Tercer acto: Es jueves feriado. Una voz entrecortada me informa desde Tarapoto que don Víctor Isla del Aguila ha ingresado a UCI y que le habían entubado. “Creo que mi padre ya no sale con vida de esto, haremos el esfuerzo”. A la mañana siguiente, dos minutos antes de las seis, recibo un mensaje: “El papá de Víctor acaba de fallecer, le vamos a enterrar en Yurimaguas”. Esa misma tarde, antes que oscurezca, llegamos con Mónica a Yurimaguas y con cierto sigilo me asomo al féretro para lanzar una plegaria. Ya en la noche veo cómo llegan músicos, parlantes y los cantantes entonan melodías del “Cholo” Berrocal, Los Embajadores Criollos, Los Kipus y más. Intrigado por el velorio musical pregunto si es la costumbre en el pueblo y me indican que esa fue la voluntad de don Víctor. Se arma la jarana, los asistentes piden canciones que los músicos complacen con inmediatez. Ya en el cementerio, don Víctor es recordado por sus frases que le hacen inmortal. Mientras una lágrima se desliza por mi mejilla -que los lentes oscuros ocultan muy bien- escucho las máximas “vete por el sí, porque el no ya lo tienes” que sirve para toda circunstancia de la vida. O la que señala “déjalos hablar, porque uno puede vivir en silencio pero jamás puede vivir gritando, en algún momento se van a callar y hazlos discernir y los vas a convencer”, que también sirve para la vida, para toda la vida.
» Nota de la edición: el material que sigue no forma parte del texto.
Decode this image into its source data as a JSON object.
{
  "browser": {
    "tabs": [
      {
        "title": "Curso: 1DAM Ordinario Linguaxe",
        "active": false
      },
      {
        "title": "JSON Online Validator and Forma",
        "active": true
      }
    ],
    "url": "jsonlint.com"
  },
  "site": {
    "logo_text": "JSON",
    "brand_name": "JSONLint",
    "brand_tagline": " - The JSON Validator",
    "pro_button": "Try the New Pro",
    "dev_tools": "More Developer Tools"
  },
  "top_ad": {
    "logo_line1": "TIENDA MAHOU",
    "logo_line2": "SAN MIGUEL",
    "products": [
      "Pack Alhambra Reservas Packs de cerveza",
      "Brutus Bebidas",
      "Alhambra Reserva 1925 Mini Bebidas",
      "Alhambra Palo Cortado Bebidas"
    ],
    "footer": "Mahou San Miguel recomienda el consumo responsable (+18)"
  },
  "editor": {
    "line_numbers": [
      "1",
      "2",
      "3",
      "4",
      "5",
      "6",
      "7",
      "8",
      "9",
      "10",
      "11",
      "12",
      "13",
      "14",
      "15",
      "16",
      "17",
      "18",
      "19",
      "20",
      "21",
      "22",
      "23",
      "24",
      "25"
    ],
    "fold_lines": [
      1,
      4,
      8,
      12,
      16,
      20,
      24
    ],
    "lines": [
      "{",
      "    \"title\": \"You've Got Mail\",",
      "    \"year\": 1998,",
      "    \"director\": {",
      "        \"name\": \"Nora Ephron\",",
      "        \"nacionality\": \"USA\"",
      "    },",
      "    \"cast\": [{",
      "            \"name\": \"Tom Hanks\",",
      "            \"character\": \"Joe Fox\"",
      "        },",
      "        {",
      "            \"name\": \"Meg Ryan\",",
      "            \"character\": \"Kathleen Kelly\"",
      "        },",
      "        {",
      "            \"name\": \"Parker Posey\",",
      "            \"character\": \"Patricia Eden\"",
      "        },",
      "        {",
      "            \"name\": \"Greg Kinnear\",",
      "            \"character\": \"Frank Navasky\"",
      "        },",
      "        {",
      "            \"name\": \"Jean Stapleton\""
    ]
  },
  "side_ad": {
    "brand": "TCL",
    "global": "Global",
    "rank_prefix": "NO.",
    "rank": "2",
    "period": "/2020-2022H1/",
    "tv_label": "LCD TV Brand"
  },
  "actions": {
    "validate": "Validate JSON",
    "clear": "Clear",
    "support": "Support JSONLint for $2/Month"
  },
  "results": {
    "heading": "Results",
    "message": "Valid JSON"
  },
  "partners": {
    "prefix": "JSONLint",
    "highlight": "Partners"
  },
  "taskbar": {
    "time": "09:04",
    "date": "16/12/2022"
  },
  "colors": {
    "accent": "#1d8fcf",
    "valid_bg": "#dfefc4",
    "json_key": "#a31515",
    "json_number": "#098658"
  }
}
Mientras el féretro desciende al subsuelo, volteo la mirada y veo gente compungida y una voz interrumpe el silencio en tres oportunidades: ¡¡Víctor Isla!! y otras voces responden: ¡¡¡Presente!!! Ya de regreso a Lima, por la carretera que conduce a Tarapoto, me suena en el oído la frase: “Esto es un profundo dolor, que no va pasar nunca pero que estamos seguros que vamos a aprender a convivir con ello”. Y todos los actos se resumen en este solo acto en donde ese hombre maderero, barbasquero, shiringuero, pescador y obrero de construcción civil logra la inmortalidad, que es una manera linda de vivir entre los suyos y los que, como yo, le hemos conocido por esas circunstancias de la vida. Asistir a su entierro de la mano de Mónica era una forma de agradecerle por las enseñanzas, impartidas sin proponérselo.